Il quadro contabile e operativo muterà invece già a partire dal bilancio del prossimo anno quando inizieranno ad essere erogati dal Gse gli incentivi economici sull'energia prodotta e consumata, che si attiveranno a seguito del completamento dell'iter di configurazione. Le istanze di configurazione per le Cer del territorio sono state presentate da diversi mesi e sono attualmente in attesa di riscontro da parte del gestore. Fa eccezione la Cer Palate e Fontanili la cui configurazione è già stata formalmente approvata. Per tutte le altre comunità del cremasco, si auspica che l’approvazione arrivi entro la fine dell’estate, così da attivare lo scambio di energia e l’incasso dei benefici economici previsti dalla normativa. Le assemblee soci sono state anche e soprattutto l’occasione per presentare il percorso di sviluppo delle Cer.

 

Alcuni dati

Gli enti fondatori pubblici sono 53 comuni del territorio cremasco a cui si aggiungono tre diocesi e dieci parrocchie.

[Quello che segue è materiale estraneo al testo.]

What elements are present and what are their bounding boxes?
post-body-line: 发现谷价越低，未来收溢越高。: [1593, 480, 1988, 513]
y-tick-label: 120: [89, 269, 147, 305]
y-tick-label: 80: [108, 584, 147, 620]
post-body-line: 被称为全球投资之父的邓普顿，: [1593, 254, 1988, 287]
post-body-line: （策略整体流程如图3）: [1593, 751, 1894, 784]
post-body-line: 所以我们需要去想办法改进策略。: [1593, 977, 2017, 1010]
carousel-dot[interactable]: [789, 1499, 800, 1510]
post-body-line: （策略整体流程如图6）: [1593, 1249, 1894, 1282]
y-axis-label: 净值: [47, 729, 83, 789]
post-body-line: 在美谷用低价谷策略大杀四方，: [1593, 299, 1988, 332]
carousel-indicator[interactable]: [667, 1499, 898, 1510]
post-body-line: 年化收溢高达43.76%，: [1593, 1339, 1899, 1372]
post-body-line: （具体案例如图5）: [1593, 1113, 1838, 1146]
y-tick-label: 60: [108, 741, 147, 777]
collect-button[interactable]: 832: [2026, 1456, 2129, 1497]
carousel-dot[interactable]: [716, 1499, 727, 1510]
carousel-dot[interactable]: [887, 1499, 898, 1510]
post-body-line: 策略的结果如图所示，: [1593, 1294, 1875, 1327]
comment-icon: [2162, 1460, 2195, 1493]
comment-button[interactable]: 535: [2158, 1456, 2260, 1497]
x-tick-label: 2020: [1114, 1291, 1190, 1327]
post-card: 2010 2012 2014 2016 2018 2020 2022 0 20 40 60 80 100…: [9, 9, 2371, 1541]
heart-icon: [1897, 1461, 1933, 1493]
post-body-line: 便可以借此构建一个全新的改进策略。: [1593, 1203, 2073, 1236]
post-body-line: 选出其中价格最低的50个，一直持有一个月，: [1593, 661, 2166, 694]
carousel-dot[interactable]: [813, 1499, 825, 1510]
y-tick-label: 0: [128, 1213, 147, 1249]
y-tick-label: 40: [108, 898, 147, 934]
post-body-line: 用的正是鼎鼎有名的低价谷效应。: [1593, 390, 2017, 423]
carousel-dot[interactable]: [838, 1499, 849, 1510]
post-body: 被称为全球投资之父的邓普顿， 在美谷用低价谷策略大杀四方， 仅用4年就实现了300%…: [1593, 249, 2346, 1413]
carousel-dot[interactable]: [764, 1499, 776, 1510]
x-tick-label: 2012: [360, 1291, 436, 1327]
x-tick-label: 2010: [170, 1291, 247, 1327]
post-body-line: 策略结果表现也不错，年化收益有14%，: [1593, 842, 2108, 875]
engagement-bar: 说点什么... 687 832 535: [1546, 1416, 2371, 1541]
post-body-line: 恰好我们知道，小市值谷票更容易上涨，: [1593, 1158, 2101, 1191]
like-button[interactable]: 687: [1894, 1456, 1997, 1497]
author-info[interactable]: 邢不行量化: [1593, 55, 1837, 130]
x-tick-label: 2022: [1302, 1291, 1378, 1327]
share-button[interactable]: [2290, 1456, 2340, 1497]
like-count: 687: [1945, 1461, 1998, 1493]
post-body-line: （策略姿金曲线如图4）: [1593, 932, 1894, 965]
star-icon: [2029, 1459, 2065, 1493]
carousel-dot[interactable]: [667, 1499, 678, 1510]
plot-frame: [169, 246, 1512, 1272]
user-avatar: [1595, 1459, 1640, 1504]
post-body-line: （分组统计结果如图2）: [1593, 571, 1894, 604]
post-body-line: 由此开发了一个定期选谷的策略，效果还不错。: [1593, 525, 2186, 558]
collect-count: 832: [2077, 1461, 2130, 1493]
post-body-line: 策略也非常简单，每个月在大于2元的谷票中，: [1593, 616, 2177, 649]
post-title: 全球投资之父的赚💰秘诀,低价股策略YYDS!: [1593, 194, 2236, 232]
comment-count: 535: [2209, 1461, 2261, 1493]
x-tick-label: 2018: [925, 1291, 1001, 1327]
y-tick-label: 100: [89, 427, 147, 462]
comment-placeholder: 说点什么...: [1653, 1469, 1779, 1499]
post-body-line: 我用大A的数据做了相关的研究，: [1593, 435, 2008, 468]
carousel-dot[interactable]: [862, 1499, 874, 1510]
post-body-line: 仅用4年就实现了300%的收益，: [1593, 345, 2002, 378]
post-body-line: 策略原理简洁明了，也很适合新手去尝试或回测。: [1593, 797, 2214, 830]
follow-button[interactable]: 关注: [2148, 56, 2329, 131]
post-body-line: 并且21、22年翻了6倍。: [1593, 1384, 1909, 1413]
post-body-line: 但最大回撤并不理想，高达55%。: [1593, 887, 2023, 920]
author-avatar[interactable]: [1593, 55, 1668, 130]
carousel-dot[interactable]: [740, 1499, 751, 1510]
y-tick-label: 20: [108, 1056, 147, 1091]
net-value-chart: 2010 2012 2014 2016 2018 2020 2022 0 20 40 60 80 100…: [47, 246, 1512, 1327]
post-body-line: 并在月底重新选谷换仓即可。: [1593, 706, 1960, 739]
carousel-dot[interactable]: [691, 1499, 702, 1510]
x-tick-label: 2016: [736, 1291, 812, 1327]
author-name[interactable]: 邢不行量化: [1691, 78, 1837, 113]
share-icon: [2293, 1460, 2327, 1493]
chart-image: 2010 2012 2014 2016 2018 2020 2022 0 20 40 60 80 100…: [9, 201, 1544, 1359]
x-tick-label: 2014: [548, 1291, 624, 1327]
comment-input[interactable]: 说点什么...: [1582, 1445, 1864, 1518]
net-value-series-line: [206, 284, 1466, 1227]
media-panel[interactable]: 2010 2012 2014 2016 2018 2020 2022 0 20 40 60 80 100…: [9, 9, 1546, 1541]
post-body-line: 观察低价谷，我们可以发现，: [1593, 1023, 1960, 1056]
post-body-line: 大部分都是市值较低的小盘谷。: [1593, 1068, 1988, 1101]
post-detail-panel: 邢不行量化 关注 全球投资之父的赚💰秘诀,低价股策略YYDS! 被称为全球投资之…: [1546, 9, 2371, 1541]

Il totale associati ammonta a 1.047 unità suddivisi tra le otto realtà territoriali: 213 soci sono iscritti in qualità di produttori (enti o privati dotati di impianti) e 834 iscritti in qualità di consumatori. I piani di sviluppo tecnico traguardano una progressiva espansione del parco impianti, integrando le strutture già connesse con i progetti in fase di completamento o nuova costruzione e che in buona parte hanno ottenuto i previsti contributi Pnrr: potenza attuale installata: 1.195 kWp complessivi di impianti già realizzati al 30 giugno. Potenza complessiva attesa a regime: 9.519 kWp sulla base della pianificazione dei progetti in corso.

 

Contributi del Pnrr

La costituzione delle Cer del Cremasco ha permesso a numerosi cittadini e imprese del territorio di accedere ai contributi a fondo perduto del 40 per cento (risorse Pnrr) per la realizzazione di nuovi impianti fotovoltaici. Sono attualmente 81 i soci delle Cer cremasche inseriti dal Gse nei primi decreti di assegnazione del contributo pubblicati tra maggio e giugno 2026. Grazie alle Comunità Energetiche locali, il territorio ha intercettato complessivamente 2.004.882 euro a copertura del 40 per cento delle spese di investimento per la realizzazione di nuovi impianti di produzione di energia rinnovabile. Alcuni comuni hanno inoltre recentemente acquisito ulteriori finanziamenti regionali per lo sviluppo di propri impianti (Crema e Offanengo).

 

Simulazioni economiche e prospettive a regime

Le prime stime elaborate sulla base dello scenario bilanciato, ovvero calcolate in condizioni di equilibrio tra profili di produzione oraria e consumi della compagine associativa, tracciano ricadute economiche stabili a regime per il territorio con incentivi annui globali stimati intorno a 920.369,74 euro all'anno. Il tasso medio di condivisione dell'energia atteso è ottimizzato tra il 78 e l'85 per cento attraverso il progressivo bilanciamento dei profili di prelievo. Il modello di gestione, che verrà valutato e approvato dai consigli direttivi delle otto Cer, prevede di destinare il 35 per cento di questi fondi a chi produce e mette a disposizione l'energia, il 20 per cento alle aziende consumatrici (con una quota stimata pari a 15 - 20 €/MWh), il 20 per cento direttamente alle famiglie consumatrici (con un beneficio stimato a regime tra gli 80 e i 100 euro all'anno per famiglia). Il restante 25 per cento sarà utilizzato per scopi sociali e progetti benefici a favore del territorio.

 

Le strategie di sviluppo futuro

Con la conclusione della fase di avvio burocratico e istituzionale, le otto Cer del cremasco aprono ora un nuovo capitolo incentrato sulla creazione di valore sul territorio e sull'espansione della compagine sociale. Il piano operativo immediato prevede un’azione capillare di scouting che vedrà il coinvolgimento diretto dei comuni e delle parrocchie per promuovere l'adesione di nuovi soci, in particolare aziende, enti del terzo settore. Parallelamente, la strategia di sviluppo per i prossimi mesi prevede anche contatti diretti con grandi consumatori e produttori, per l’entrata in Cer di nuovi impianti fotovoltaici così da convogliare la maggior quantità possibile di energia rinnovabile all'interno delle comunità energetiche del cremasco a vantaggio di tutto il territorio.